I’m still frustrated by people in the payments industry that are saying, basically, “payments don’t need to go any faster”. That may be true, but it’s moot! The world is going digital (hello, bankers?) and digital is immediate. Common sense tells us that we should be able to send money in an instant. We can, after all, spend money in an instant, when we present a card at the point of sale. (And, as I hate to point out, American consumers aren’t going to pay for this – any more than they pay for the use of their debit cards. Non-banks get this. Bankers are still struggling with it.)
Other countries are jumping on board this train. Will the U.S. end up doing the same – or will we end up sidelined with an outlier payments system, as we are by our refusal to align with the metric system?
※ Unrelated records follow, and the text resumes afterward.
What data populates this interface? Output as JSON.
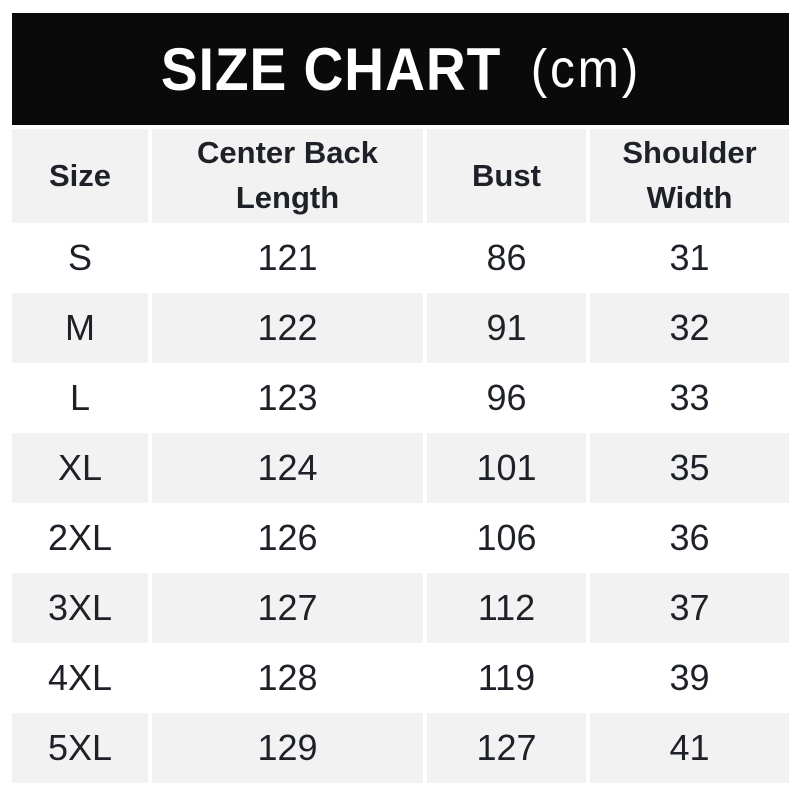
{
  "banner": {
    "title": "SIZE CHART",
    "unit": "(cm)",
    "background": "#0a0a0a",
    "text_color": "#ffffff"
  },
  "table": {
    "headers": [
      "Size",
      "Center Back\nLength",
      "Bust",
      "Shoulder\nWidth"
    ],
    "rows": [
      [
        "S",
        "121",
        "86",
        "31"
      ],
      [
        "M",
        "122",
        "91",
        "32"
      ],
      [
        "L",
        "123",
        "96",
        "33"
      ],
      [
        "XL",
        "124",
        "101",
        "35"
      ],
      [
        "2XL",
        "126",
        "106",
        "36"
      ],
      [
        "3XL",
        "127",
        "112",
        "37"
      ],
      [
        "4XL",
        "128",
        "119",
        "39"
      ],
      [
        "5XL",
        "129",
        "127",
        "41"
      ]
    ],
    "stripe_color": "#f2f2f2",
    "text_color": "#1e2228"
  },
  "chart_data": {
    "type": "table",
    "title": "SIZE CHART (cm)",
    "unit": "cm",
    "columns": [
      "Size",
      "Center Back Length",
      "Bust",
      "Shoulder Width"
    ],
    "rows": [
      [
        "S",
        121,
        86,
        31
      ],
      [
        "M",
        122,
        91,
        32
      ],
      [
        "L",
        123,
        96,
        33
      ],
      [
        "XL",
        124,
        101,
        35
      ],
      [
        "2XL",
        126,
        106,
        36
      ],
      [
        "3XL",
        127,
        112,
        37
      ],
      [
        "4XL",
        128,
        119,
        39
      ],
      [
        "5XL",
        129,
        127,
        41
      ]
    ],
    "layout": {
      "striped_rows": true,
      "header_background": "#f2f2f2",
      "banner_background": "#0a0a0a"
    }
  }
}
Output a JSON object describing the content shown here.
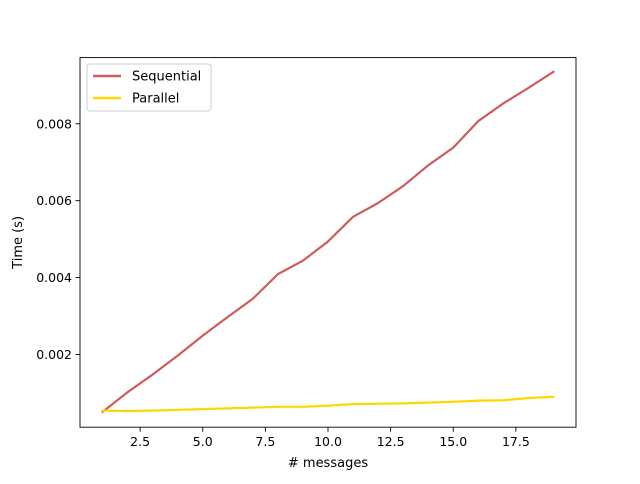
{
  "chart_data": {
    "type": "line",
    "title": "",
    "xlabel": "# messages",
    "ylabel": "Time (s)",
    "xlim": [
      0.1,
      19.9
    ],
    "ylim": [
      0.00011,
      0.00972
    ],
    "xticks": [
      2.5,
      5.0,
      7.5,
      10.0,
      12.5,
      15.0,
      17.5
    ],
    "xtick_labels": [
      "2.5",
      "5.0",
      "7.5",
      "10.0",
      "12.5",
      "15.0",
      "17.5"
    ],
    "yticks": [
      0.002,
      0.004,
      0.006,
      0.008
    ],
    "ytick_labels": [
      "0.002",
      "0.004",
      "0.006",
      "0.008"
    ],
    "grid": false,
    "legend": "upper-left",
    "x": [
      1,
      2,
      3,
      4,
      5,
      6,
      7,
      8,
      9,
      10,
      11,
      12,
      13,
      14,
      15,
      16,
      17,
      18,
      19
    ],
    "series": [
      {
        "name": "Sequential",
        "color": "#cd5c5c",
        "values": [
          0.00051,
          0.00102,
          0.00148,
          0.00197,
          0.00249,
          0.00298,
          0.00345,
          0.00409,
          0.00444,
          0.00494,
          0.00558,
          0.00594,
          0.00638,
          0.00692,
          0.00738,
          0.00807,
          0.00853,
          0.00893,
          0.00935
        ]
      },
      {
        "name": "Parallel",
        "color": "#ffd700",
        "values": [
          0.00054,
          0.00053,
          0.00054,
          0.00056,
          0.00058,
          0.0006,
          0.00062,
          0.00064,
          0.00064,
          0.00067,
          0.00071,
          0.00072,
          0.00073,
          0.00075,
          0.00077,
          0.0008,
          0.00081,
          0.00087,
          0.0009
        ]
      }
    ]
  }
}
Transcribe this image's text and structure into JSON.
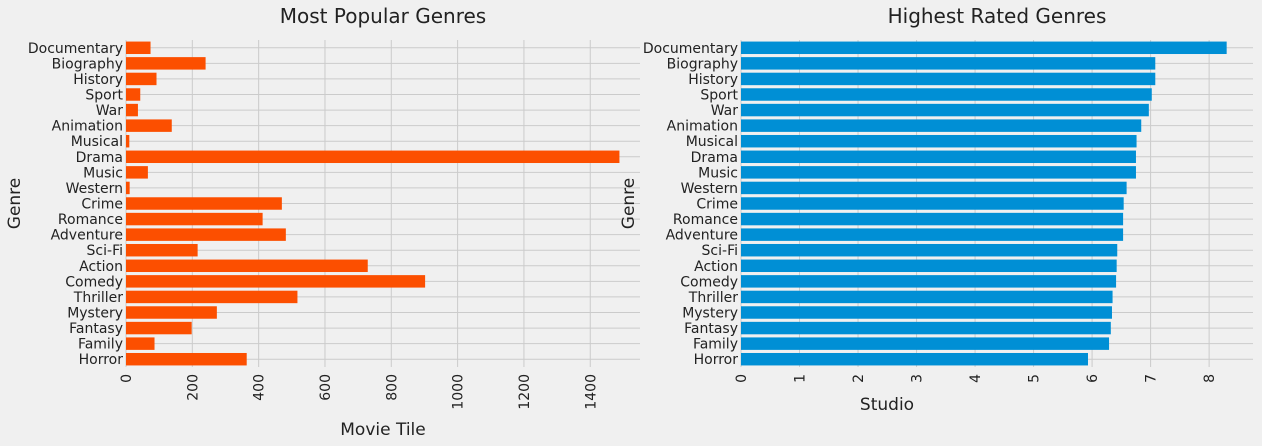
{
  "chart_data": [
    {
      "type": "bar",
      "orientation": "horizontal",
      "title": "Most Popular Genres",
      "xlabel": "Movie Tile",
      "ylabel": "Genre",
      "xlim": [
        0,
        1550
      ],
      "xticks": [
        0,
        200,
        400,
        600,
        800,
        1000,
        1200,
        1400
      ],
      "grid": true,
      "color": "#fc4f00",
      "categories": [
        "Documentary",
        "Biography",
        "History",
        "Sport",
        "War",
        "Animation",
        "Musical",
        "Drama",
        "Music",
        "Western",
        "Crime",
        "Romance",
        "Adventure",
        "Sci-Fi",
        "Action",
        "Comedy",
        "Thriller",
        "Mystery",
        "Fantasy",
        "Family",
        "Horror"
      ],
      "values": [
        74,
        240,
        92,
        43,
        36,
        138,
        10,
        1488,
        66,
        11,
        470,
        412,
        482,
        216,
        729,
        902,
        517,
        274,
        198,
        86,
        364
      ]
    },
    {
      "type": "bar",
      "orientation": "horizontal",
      "title": "Highest Rated Genres",
      "xlabel": "Studio",
      "ylabel": "Genre",
      "xlim": [
        0,
        8.75
      ],
      "xticks": [
        0,
        1,
        2,
        3,
        4,
        5,
        6,
        7,
        8
      ],
      "grid": true,
      "color": "#008fd5",
      "categories": [
        "Documentary",
        "Biography",
        "History",
        "Sport",
        "War",
        "Animation",
        "Musical",
        "Drama",
        "Music",
        "Western",
        "Crime",
        "Romance",
        "Adventure",
        "Sci-Fi",
        "Action",
        "Comedy",
        "Thriller",
        "Mystery",
        "Fantasy",
        "Family",
        "Horror"
      ],
      "values": [
        8.3,
        7.08,
        7.08,
        7.02,
        6.97,
        6.84,
        6.76,
        6.75,
        6.75,
        6.59,
        6.54,
        6.53,
        6.53,
        6.43,
        6.42,
        6.41,
        6.35,
        6.34,
        6.32,
        6.29,
        5.93
      ]
    }
  ]
}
Personally, I’m going to spend part of my holiday vacation reading some of the 166 responses to the Fed’s Public Consultation paper – I’ll let you know what I conclude!
Finally, the sobering news from our friends at Target reminds us all that security is table stakes in the payments industry. It’s not a feature, it’s not a competitive advantage – it’s a requirement. The almost crushing complexity of some of the solutions – EMV, NFC secure elements, etc. is discouraging – but other trends and solutions in the works are better and easier. Tokenization for mobile and online payments, by The Clearing House as well as by American Express, MasterCard and Visa is encouraging. Discussions about directories and aliasing for P2P and B2B “push” payments are more so (as is the increasing understanding of the advantages of “push” payments in general). But my favorite new thing is Apple’s Touch ID security. Go back to that Macy’s scenario I drew. Your app has woken up when you went in to that store. You find the sweater you want to buy. You pick it up and touch your phone to authorize a charge to your card on file. Voilà!
Have I missed any trends you think should be on this list? Let me know! And best wishes for the holidays from all of us at Glenbrook!